Choice Hotels International has launched a vacation-rentals division to compete with companies such as Airbnb and HomeAway.

Vacation Rentals by Choice Hotels is partnering with vacation-rental management companies such as Magical Memories, Sterling Resorts and Bluegreen Resorts, and has launched with inventory in eight locales: Orlando, Destin and Panama City Beach, Florida; Aspen, Colorado; Williamsburg and Shenandoah, Virginia; Phoenix; and Big Bear Lake, California.

Choice says it’s working with management companies with “established reputations for great service and high quality product portfolios.” It is touting the new division’s listings for its customer reviews, images, detailed descriptions and guest access to live operators for assistance.

Choice Privileges loyalty program members will be able to earn points for stays at vacation rentals.

The U.S. vacation rentals and peer-to-peer accommodations sector generate about $23 billion in annual revenue last year according to Phocuswright, or about one-sixth the revenue generated by domestic hotels. Choice’s vacation-rentals division appears to differ from those of companies such as Hilton Worldwide and Starwood Hotels & Resorts (which is spinning off that division) because those companies control the inventory and sell the units via timeshare agreements. 

Choice Hotels CEO Steve Joyce, speaking at the Americas Lodging Investment Summit in Los Angeles last month, said at the time that his company was making plans to take on HomeAway and Airbnb by way of a new division, though didn’t offer specifics at the time. Expedia in December acquired HomeAway for $3.9 billion.

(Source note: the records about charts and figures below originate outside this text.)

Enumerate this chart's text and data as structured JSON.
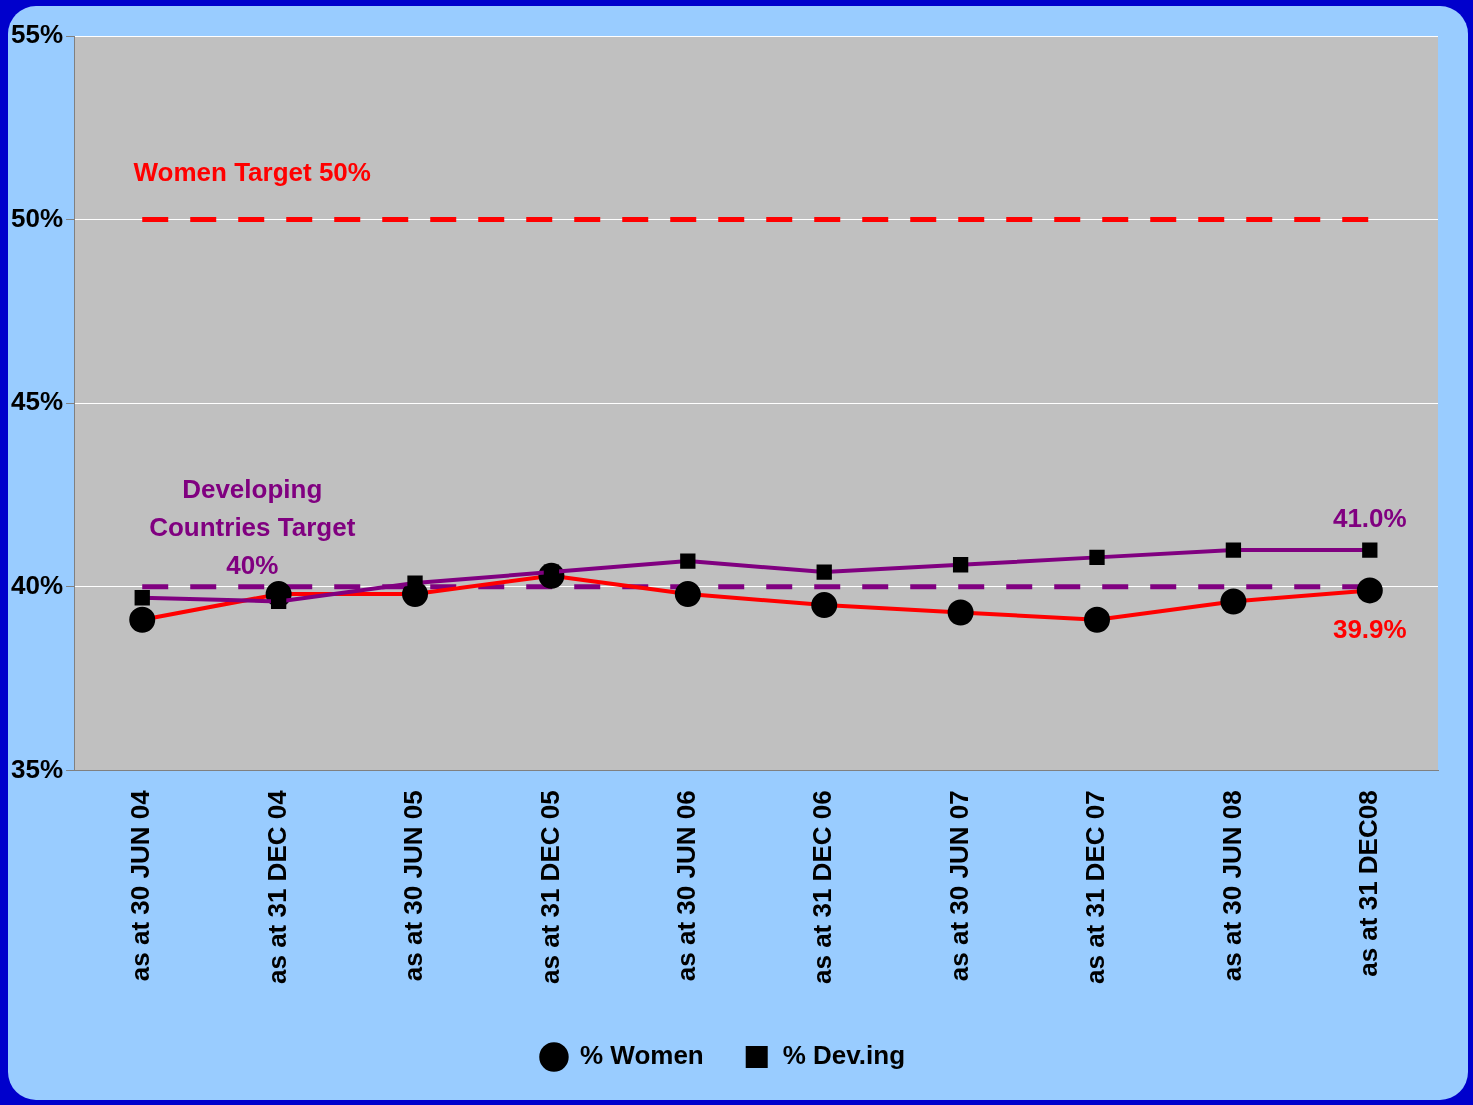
{
  "chart_data": {
    "type": "line",
    "categories": [
      "as at 30 JUN 04",
      "as at 31 DEC 04",
      "as at 30 JUN 05",
      "as at 31 DEC 05",
      "as at 30 JUN 06",
      "as at 31 DEC 06",
      "as at 30 JUN 07",
      "as at 31 DEC 07",
      "as at 30 JUN 08",
      "as at 31 DEC08"
    ],
    "series": [
      {
        "name": "% Women",
        "color": "#ff0000",
        "marker": "circle",
        "values": [
          39.1,
          39.8,
          39.8,
          40.3,
          39.8,
          39.5,
          39.3,
          39.1,
          39.6,
          39.9
        ],
        "value_labels": [
          null,
          null,
          null,
          null,
          null,
          null,
          null,
          null,
          null,
          "39.9%"
        ]
      },
      {
        "name": "% Dev.ing",
        "color": "#800080",
        "marker": "square",
        "values": [
          39.7,
          39.6,
          40.1,
          40.4,
          40.7,
          40.4,
          40.6,
          40.8,
          41.0,
          41.0
        ],
        "value_labels": [
          null,
          null,
          null,
          null,
          null,
          null,
          null,
          null,
          null,
          "41.0%"
        ]
      }
    ],
    "ylim": [
      35,
      55
    ],
    "yticks": [
      {
        "value": 35,
        "label": "35%"
      },
      {
        "value": 40,
        "label": "40%"
      },
      {
        "value": 45,
        "label": "45%"
      },
      {
        "value": 50,
        "label": "50%"
      },
      {
        "value": 55,
        "label": "55%"
      }
    ],
    "grid": "y",
    "legend": "bottom",
    "ref_lines": [
      {
        "axis": "y",
        "value": 50,
        "label": "Women Target 50%",
        "color": "#ff0000",
        "line_style": "dashed"
      },
      {
        "axis": "y",
        "value": 40,
        "label": "Developing Countries Target 40%",
        "color": "#800080",
        "line_style": "dashed"
      }
    ]
  }
}
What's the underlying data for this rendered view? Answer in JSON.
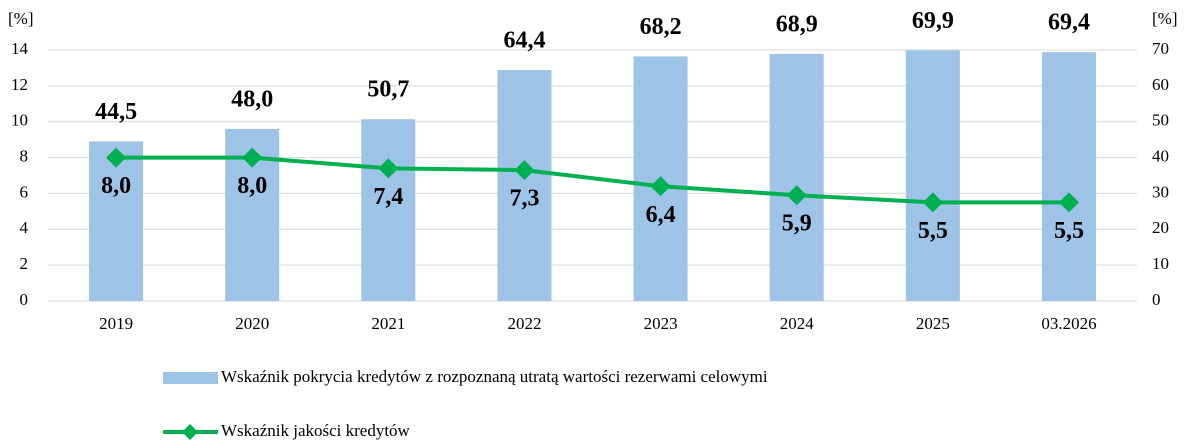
{
  "chart_data": {
    "type": "bar",
    "y_label": "[%]",
    "y2_label": "[%]",
    "categories": [
      "2019",
      "2020",
      "2021",
      "2022",
      "2023",
      "2024",
      "2025",
      "03.2026"
    ],
    "series": [
      {
        "name": "Wskaźnik pokrycia kredytów z rozpoznaną utratą wartości rezerwami celowymi",
        "type": "bar",
        "axis": "y2",
        "color": "#9dc3e6",
        "values": [
          44.5,
          48.0,
          50.7,
          64.4,
          68.2,
          68.9,
          69.9,
          69.4
        ],
        "value_labels": [
          "44,5",
          "48,0",
          "50,7",
          "64,4",
          "68,2",
          "68,9",
          "69,9",
          "69,4"
        ]
      },
      {
        "name": "Wskaźnik jakości kredytów",
        "type": "line",
        "axis": "y",
        "color": "#00b050",
        "values": [
          8.0,
          8.0,
          7.4,
          7.3,
          6.4,
          5.9,
          5.5,
          5.5
        ],
        "value_labels": [
          "8,0",
          "8,0",
          "7,4",
          "7,3",
          "6,4",
          "5,9",
          "5,5",
          "5,5"
        ]
      }
    ],
    "ylim": [
      0,
      14
    ],
    "yticks": [
      0,
      2,
      4,
      6,
      8,
      10,
      12,
      14
    ],
    "y2lim": [
      0,
      70
    ],
    "y2ticks": [
      0,
      10,
      20,
      30,
      40,
      50,
      60,
      70
    ],
    "grid": true
  }
}
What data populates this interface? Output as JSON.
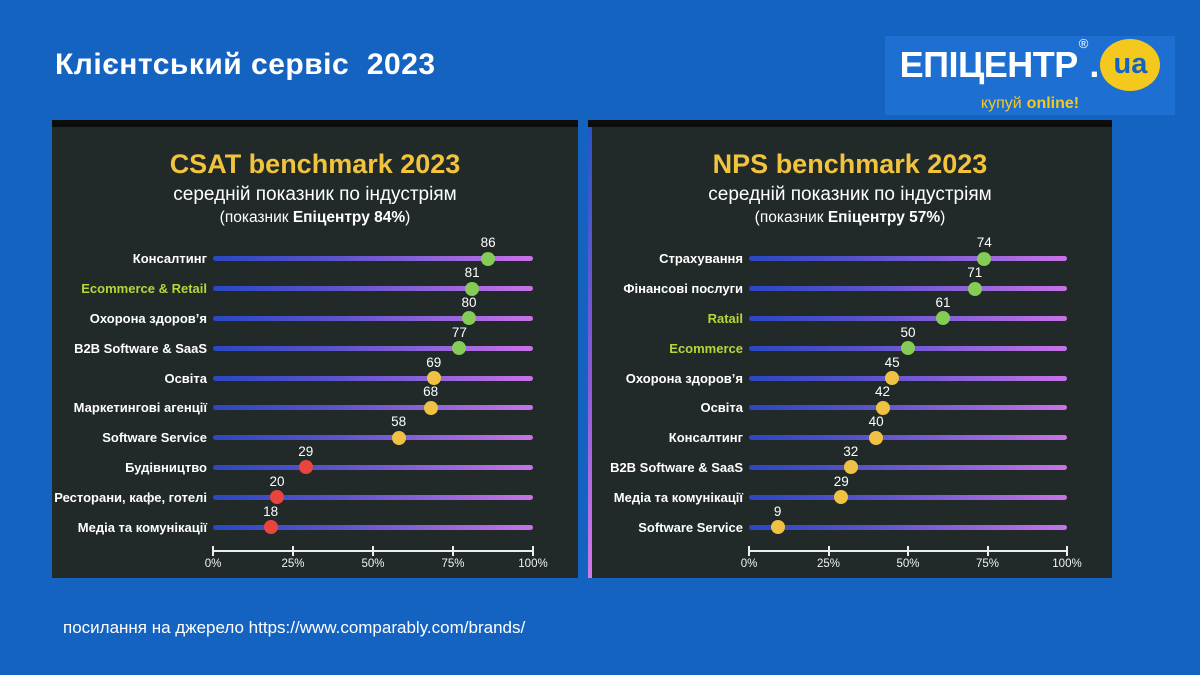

“It’s time for brand companies to take back control of our distribution and our destiny,” Joyce said at one of the conference’s keynote speeches. “We’re poised to surf this very crest of this disruptive wave.”

Choice franchises more than 6,400 hotels totaling more than 500,000 rooms worldwide. Its brands include Comfort, Quality, Clarion, Sleep Inn, EconoLodge and Cambria.

The company said last week that 2015 net income rose 4% from a year earlier to $128 million, as revenue rose 13% to $859.9 million. U.S. revenue per available room advanced 6.5%, primarily on room rate increases.